Industry executives and association leaders including Windstream's (Nasdaq: WIN) Jeff Gardner, COMPTEL's Jerry James, and NCTA's Shirley Bloomfield joined analyst Larry Downes and Public Knowledge's Gigi Sohn to testify Thursday in front of the Senate Commerce Committee in a hearing--the fourth in a series--on the impending transition off the traditional public switched telephone network (PSTN) to IP technologies.
(Left to right) Gardner, Bloomfield, James, Downes, and Sohn. (Screencap: U.S. Senate)
It was in every way a discussion about what's next for telecommunications. But the biggest issue lay in how much regulation, if any, should be created or revised as providers shift away from the PSTN.
While several topics were on the table--technology transition, FCC governance, rural access to voice and Internet services, the cord-cutting trend, and call completion problems--the question of maintaining competitiveness while continuing to both innovate and provide reliable services stayed at the forefront.
"We must create a pro competition industry for the IP era," said Gardner--also president of broadband advocacy organization US Telecom--who pointed out that wireless relies upon wireline technologies like backhaul. "The wireline network remains the linchpin. LTE (and other wireless technologies) all rely on robust wireline networks. Last year wireline networks handled 98 percent of total data traffic."
COMPTEL's Jerry James saw it as a simple technology transition. "This is not about the Internet, but just a different signaling protocol," he told the committee. The biggest issues from his organization's point of view are last-mile access and interconnection, but he felt that the current regulations, formulated in the 1996 Telecom Act, should continue to apply.
Analyst Downes said that regulating IP communications would stifle 15 years of rapid innovation and growth that have brought the industry to where it is. He said the FCC's proposed IP transition trials will answer many of the questions regulators and providers have about the migration.

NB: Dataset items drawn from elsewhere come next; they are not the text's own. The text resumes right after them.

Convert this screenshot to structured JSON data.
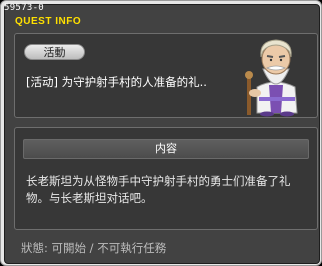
{
  "window": {
    "quest_id": "59573-0",
    "title": "QUEST INFO"
  },
  "quest": {
    "category": "活動",
    "name": "[活动] 为守护射手村的人准备的礼..",
    "npc_portrait": "old-wizard-npc-portrait"
  },
  "content": {
    "header": "内容",
    "description": "长老斯坦为从怪物手中守护射手村的勇士们准备了礼物。与长老斯坦对话吧。"
  },
  "status": {
    "text": "狀態: 可開始 / 不可執行任務"
  },
  "colors": {
    "title": "#ffe000",
    "frame": "#424242",
    "panel": "#373737",
    "outer": "#e7e7e7"
  }
}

"Many of those commenting (to the FCC) raise dramatic doomsday scenarios. But conducting the trials will make abundantly clear which (issues) are real and which aren't," he said. "Technology entrepreneurs believe the best solution to a technology problem is more technology. Not more regulation."
But Bloomfield and Sohn were deeply worried about the effect that nonregulated, competition-dependent IP services will have in rural areas that are typically underrepresented in these types of discussions.
"Some believe the transition should be a glidepath to eliminating FCC oversight," Sohn told the panel. Both she and Bloomfield pointed out that one of the worst problems for rural customers is dropped or incomplete phone calls.
On an IP-based network, latency or other issues sometimes trap calls and don't let them go through. "In a world ruled by competition, this doesn't get fixed," said Sohn, who said the FCC needs to enforce regulations on call completion while it still can.
Bloomfield said the "call completion epidemic" was part of several problems faced by rural carriers trying to navigate the Universal Service Fund, which is plagued by cuts, caps, and other restraints. She felt the FCC needs to review what is already in place for USF, and wait for an expected GAO report to be published, before making any more changes to the fund.
Sohn used the controversy raging around Verizon's (NYSE: VZ) Voice Link rollout on Fire Island, N.Y., as a prime example of the way critical services could be lost when transitioning to a new technology without thinking about its impact. She cited comments to the New York Public Service Commission from full-time island residents that outlined gaps in basic service on the Voice Link system, such as not being able to make emergency calls or get remote monitoring of pacemakers.
"These are not luxuries, they are necessities, and in many cases a matter of life or death," she said.